Leçon : les grandes règles du droit peuvent trouver des applications différentes selon le secours que l'expertise apporte à celui qui perd la première bataille.
Article 1382
Tout fait quelconque de l'homme qui cause à autrui un dommage oblige celui-ci a le réparer.
Le cheval est revenu avec la classique colique qui l' immobilise à l'écurie pour deux jours. J3 doit aller jouer le « commis » avec le chauffeur et l'aider qui dans sa tournée de livraison avec la camionnette. Retrouvant, vers midi, ses copains qui l'entraînent vers l'apéritif, il décide que le commis ramènera la camionnette vide à la maison.

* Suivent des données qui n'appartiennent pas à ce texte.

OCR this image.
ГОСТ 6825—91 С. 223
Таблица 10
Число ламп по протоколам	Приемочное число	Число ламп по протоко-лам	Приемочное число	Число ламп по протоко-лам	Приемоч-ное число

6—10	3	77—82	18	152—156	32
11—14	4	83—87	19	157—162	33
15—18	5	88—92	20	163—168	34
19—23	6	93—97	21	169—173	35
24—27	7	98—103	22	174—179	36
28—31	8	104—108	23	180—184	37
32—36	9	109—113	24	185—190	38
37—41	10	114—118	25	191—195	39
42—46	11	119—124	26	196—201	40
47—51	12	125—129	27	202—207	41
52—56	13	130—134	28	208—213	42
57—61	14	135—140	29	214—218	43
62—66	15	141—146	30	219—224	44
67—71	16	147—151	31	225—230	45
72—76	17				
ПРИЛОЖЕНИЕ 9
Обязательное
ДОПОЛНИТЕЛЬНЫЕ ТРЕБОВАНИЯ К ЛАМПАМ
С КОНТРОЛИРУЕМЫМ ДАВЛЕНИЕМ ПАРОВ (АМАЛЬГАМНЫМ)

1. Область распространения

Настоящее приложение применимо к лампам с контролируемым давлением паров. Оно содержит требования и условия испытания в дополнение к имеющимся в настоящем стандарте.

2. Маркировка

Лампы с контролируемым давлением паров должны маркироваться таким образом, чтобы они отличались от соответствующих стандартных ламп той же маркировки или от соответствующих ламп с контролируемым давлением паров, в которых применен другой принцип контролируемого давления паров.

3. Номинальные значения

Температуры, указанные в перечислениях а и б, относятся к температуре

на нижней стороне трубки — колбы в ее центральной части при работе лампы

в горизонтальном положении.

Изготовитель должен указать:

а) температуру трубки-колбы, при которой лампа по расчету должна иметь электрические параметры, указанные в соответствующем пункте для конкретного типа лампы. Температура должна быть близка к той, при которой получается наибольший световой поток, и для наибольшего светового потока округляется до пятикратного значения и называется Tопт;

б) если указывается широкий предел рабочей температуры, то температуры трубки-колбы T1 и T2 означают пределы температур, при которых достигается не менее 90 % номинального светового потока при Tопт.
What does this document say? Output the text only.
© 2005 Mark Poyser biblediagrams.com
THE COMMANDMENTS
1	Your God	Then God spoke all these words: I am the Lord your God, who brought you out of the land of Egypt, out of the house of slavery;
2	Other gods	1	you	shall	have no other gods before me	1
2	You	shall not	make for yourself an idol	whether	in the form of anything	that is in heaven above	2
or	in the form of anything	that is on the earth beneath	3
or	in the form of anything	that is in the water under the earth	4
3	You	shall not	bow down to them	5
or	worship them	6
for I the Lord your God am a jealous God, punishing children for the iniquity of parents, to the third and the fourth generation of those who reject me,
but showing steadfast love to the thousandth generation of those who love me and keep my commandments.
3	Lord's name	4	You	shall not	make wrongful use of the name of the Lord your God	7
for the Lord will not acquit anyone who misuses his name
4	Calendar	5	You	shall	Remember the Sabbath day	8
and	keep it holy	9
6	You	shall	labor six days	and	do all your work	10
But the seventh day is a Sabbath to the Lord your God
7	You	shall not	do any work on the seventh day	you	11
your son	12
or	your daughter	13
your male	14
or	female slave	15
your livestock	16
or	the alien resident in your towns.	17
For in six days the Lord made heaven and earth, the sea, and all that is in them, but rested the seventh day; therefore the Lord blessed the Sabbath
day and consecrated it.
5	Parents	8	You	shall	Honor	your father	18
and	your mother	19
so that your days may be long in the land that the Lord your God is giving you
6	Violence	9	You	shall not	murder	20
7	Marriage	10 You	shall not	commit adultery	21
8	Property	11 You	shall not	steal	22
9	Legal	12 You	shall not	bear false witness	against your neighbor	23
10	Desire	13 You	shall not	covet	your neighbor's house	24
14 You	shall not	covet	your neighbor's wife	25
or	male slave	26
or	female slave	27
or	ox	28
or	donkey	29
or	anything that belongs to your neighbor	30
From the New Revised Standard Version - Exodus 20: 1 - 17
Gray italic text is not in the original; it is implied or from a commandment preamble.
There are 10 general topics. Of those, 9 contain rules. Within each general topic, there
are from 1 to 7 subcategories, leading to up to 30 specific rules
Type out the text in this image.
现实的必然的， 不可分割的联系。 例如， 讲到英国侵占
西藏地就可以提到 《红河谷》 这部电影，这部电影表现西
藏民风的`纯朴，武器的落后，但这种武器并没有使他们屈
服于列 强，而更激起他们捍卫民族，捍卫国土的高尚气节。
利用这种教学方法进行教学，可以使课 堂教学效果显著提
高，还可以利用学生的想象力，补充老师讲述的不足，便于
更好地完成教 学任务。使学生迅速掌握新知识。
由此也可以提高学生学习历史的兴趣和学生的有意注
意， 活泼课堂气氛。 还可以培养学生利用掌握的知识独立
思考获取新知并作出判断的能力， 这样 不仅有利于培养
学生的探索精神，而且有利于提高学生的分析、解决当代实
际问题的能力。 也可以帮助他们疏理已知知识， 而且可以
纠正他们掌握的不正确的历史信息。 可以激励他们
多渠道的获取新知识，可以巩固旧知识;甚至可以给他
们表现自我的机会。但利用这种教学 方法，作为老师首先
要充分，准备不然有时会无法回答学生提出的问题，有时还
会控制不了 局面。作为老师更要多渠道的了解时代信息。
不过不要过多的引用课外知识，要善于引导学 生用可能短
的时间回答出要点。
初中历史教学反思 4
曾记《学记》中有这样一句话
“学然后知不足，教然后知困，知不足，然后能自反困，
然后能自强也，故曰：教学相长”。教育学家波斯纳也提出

Certes, il n'a pas le permis de conduire, mais le chemin est court. Vas-y, et fais gaffe ! A peine quelques centaines de mètres parcourus, il faut freiner brutalement pour éviter un chien. Un bruit de choc et de jurons à l'arrière oblige le jeune conducteur à regarder par la lucarne de la cabine.
Que voit-il ? Un képi de gendarme qui roule doucement, tout seul, sur le plateau vide de la camionnette. Son propriétaire, qui avait disparu, se relève et remet son vélo debout. Surpris par le freinage brutal, Le Pandore cycliste a buté de son guidon dans l'arrière du plateau sur lequel le képi a poursuivi son chemin, créant une situation ridicule sous les rires des passants. C'est la catastrophe !
Comment en sortir ? Surtout rester calme et ne pas chercher des excuses inutiles voire foireuses, alors que la « victime » de cet incident guignolesque éructe. Une fois la découverte faite que le « délinquant » est le petit fils du chef de brigade sous l'autorité duquel le jeune gendarme a débuté, l'engueulade enfle comme un torrent qui va laver l'affront fait à l'autorité. Le silence contrit s'impose.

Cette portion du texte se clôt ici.